Tuesday, 21 October 2014

Designing Dollars


Designing Dollars

I’m a Boomer, and I’m old enough to remember when the mud-brown two dollar bill with a view of Richmond, Quebec on the back was common currency. In fact, I have a framed twenty from the year of my birth, dated 1954. It’s a pale shade of green and looks like an American bill. The Queen on the front is obviously new at her job. On the back are pine trees shrouded in snow. Apparently, the first notes issued in the 1954 series are known as the “Devil’s Head” notes because of some perceived arrangement of the Queen’s hair, but I can’t find anything sinister on mine.

My Twitter™ profile says I’m a “pollster, actor and sailor” in that order. I’ve talked quite a bit about the acting in these pages, and about the sailing, but not much about the polling. Some of it is confidential, and most of the rest is boring unless you are obsessed and consumed by politics. Occasionally, though, there are interesting assignments.

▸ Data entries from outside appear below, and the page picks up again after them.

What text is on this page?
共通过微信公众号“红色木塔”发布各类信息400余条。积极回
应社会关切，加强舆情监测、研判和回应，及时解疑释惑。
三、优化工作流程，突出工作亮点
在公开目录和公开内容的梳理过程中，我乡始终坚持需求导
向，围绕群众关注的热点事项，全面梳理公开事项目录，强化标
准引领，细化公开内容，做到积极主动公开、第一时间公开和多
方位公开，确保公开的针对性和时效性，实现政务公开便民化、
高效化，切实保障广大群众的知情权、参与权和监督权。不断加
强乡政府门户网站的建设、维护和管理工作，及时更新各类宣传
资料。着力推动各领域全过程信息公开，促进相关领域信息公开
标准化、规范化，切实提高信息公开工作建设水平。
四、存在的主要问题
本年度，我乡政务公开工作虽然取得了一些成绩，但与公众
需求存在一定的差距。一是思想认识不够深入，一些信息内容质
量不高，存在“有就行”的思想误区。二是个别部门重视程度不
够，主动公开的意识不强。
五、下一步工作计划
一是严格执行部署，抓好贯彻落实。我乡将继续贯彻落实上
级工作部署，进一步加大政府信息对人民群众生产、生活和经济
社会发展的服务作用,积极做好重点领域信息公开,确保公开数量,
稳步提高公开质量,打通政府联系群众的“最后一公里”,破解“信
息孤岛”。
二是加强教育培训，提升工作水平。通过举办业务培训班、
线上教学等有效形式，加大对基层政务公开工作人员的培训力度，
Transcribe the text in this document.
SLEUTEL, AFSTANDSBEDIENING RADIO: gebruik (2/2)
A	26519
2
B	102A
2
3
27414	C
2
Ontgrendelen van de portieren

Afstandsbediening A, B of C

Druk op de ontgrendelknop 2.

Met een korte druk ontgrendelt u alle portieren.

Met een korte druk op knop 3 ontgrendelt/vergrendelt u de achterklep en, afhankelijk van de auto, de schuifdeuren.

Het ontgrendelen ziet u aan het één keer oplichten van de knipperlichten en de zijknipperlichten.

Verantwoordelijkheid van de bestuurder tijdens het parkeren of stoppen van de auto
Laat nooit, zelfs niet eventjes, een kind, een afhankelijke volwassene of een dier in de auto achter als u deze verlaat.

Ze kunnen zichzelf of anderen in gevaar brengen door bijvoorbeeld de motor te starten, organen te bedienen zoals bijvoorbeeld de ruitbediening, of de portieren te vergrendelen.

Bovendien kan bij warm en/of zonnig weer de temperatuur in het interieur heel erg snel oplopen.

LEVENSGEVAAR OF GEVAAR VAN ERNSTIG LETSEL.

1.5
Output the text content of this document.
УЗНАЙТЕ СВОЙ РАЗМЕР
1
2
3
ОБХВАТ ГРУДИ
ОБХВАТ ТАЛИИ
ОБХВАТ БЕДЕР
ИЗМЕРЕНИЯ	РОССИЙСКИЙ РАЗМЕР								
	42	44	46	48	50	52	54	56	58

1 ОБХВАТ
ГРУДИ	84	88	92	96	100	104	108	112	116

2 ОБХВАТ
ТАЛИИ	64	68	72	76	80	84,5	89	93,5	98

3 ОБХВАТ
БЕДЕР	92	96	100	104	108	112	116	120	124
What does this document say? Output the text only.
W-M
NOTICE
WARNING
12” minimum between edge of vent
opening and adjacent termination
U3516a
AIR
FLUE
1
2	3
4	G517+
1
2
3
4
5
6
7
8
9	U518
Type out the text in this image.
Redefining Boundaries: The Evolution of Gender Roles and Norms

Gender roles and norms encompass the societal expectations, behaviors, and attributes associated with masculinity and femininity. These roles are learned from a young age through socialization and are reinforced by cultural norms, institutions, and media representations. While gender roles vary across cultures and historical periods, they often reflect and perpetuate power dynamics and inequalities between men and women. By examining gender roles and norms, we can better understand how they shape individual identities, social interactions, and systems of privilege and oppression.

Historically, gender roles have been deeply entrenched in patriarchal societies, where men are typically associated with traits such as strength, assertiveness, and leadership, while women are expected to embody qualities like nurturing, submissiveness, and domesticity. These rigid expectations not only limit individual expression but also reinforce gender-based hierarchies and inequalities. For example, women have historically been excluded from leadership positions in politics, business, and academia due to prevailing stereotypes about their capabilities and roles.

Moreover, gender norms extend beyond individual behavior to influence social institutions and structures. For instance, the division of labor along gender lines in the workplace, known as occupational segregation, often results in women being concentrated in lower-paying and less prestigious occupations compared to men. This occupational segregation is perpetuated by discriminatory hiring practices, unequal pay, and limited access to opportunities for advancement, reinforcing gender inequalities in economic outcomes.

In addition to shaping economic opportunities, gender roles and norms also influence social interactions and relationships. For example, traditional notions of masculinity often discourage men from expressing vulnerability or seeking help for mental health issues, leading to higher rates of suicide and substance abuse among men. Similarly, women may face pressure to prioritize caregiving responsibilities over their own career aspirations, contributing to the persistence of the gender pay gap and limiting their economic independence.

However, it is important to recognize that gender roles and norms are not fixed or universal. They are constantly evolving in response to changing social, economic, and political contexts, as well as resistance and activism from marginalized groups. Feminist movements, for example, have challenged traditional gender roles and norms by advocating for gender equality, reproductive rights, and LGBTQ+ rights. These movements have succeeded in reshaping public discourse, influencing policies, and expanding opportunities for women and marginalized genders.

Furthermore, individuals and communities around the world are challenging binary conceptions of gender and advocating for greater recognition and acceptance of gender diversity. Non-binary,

In the late 90s, I worked on a project researching the design for the next generation of banknotes to succeed the Birds of Canada series (my favourite was the Snowy Owl, or Harfang de Neige, on the $50). They were due to be released in 2001, We were to go and talk to all the communities in Canada, and my job was, as usual, to go talk to the hardest to reach. My itinerary included First Nations reserves, communities north of the Arctic Circle and new Canadians in the cities where they land.

I put in a lot of travel that year. The new series of notes was to be called Canadian Journeys, and had to highlight Canadian arts and heritage. We were testing people and images to put on the bills, but we were also testing the new materials for the next series of bills, due to be released in 2011, and the ones you use today. Yes, we were testing that plastic back in the last century, because the Royal Canadian Mint doesn’t do anything quickly. That’s why we don’t have a Steve Fonyo bill. In any event, I was carrying a couple of hundred dollars in Australian currency with me, because they had just made the switch to plastic the year before, and it was all we had to show people.

I traveled west, I traveled north, I traveled by air and rental car (mostly rental car). I stayed in motels where they don’t get CNN. Here are a couple of the key things we learned:

- People expect the Queen to be on the money, but can’t quite remember what bills she is on. She’s never mentioned first as choice to put on a bill, though

- The first choice is always Terry Fox. Eager young First Nations teenagers at a boarding school in Northern Saskatchewan, a hotel meeting room full of Punjabis, Pilipinas, Kenyans and Grenadians, a group of HIV-positive patients in a hospice rec room, first class passengers in a Maple Leaf lounge, they all wanted Terry Fox on a bill. I’m puzzled, with this unanimity of response, and the fact he’s been dead for three decades, that he isn’t on the currency yet.

- The second choice is almost always Wayne Gretzky.  Even when it is explained the person being memorialized generally has to be dead (except the Queen), people think the Great One deserves a bill. I think any number of more iconic hockey players would precede Gretzky, even alive. Howe, Richard, Kennedy, etc.

- The most interesting idea we got was from several First Nations respondents. A series of bills commemorating great First Nations leaders, like Poundmaker, Tecumseth, Joseph Brant; even Louis Riel (which would be a fitting apology for his hanging).

The Mint was determined to put the Famous Five, Nellie McClung and her fellow campaigners on a bill. The $5 was an obvious choice, but that’s not how it worked out. They ended up on the $50 (at least a multiple of 5). This sounds well and good, the Famous Five were responsible for the “Persons” case that established women were persons and could vote.

I did some reading into Nellie McClung and the others. It turns out, by their own writing, they were all enthusiastic racists and bigots, and all believed in eugenics, the “science” of racial breeding. Nellie McClung herself called for the forced sterilization of the “mentally feeble”, criminals and even, on some occasions, immigrants of the less desirable sort. They all believed in restricting immigration to the white races, particularly the northern Europeans. Reading a little further, I found this interest in eugenics and racial cleansing was popular throughout the prairie populist movements. JS Woodsworth, founder of the CCF, was a believer. Tommy Douglas, sainted father of the NDP, wrote his thesis on forced sterilization. It appears the left wing appetite for social engineering runs deep.

In any event, a memo was passed up the chain to the Mint and was ignored. Despite this, they proceeded with the Famous Five. It lasted from 2004 until 2012, but not that many were printed after people started raising a fuss. If they’d asked me, I would have said let’s go back to the 1986 Birds of Canada series. No one can complain a Snow Owl is politically incorrect.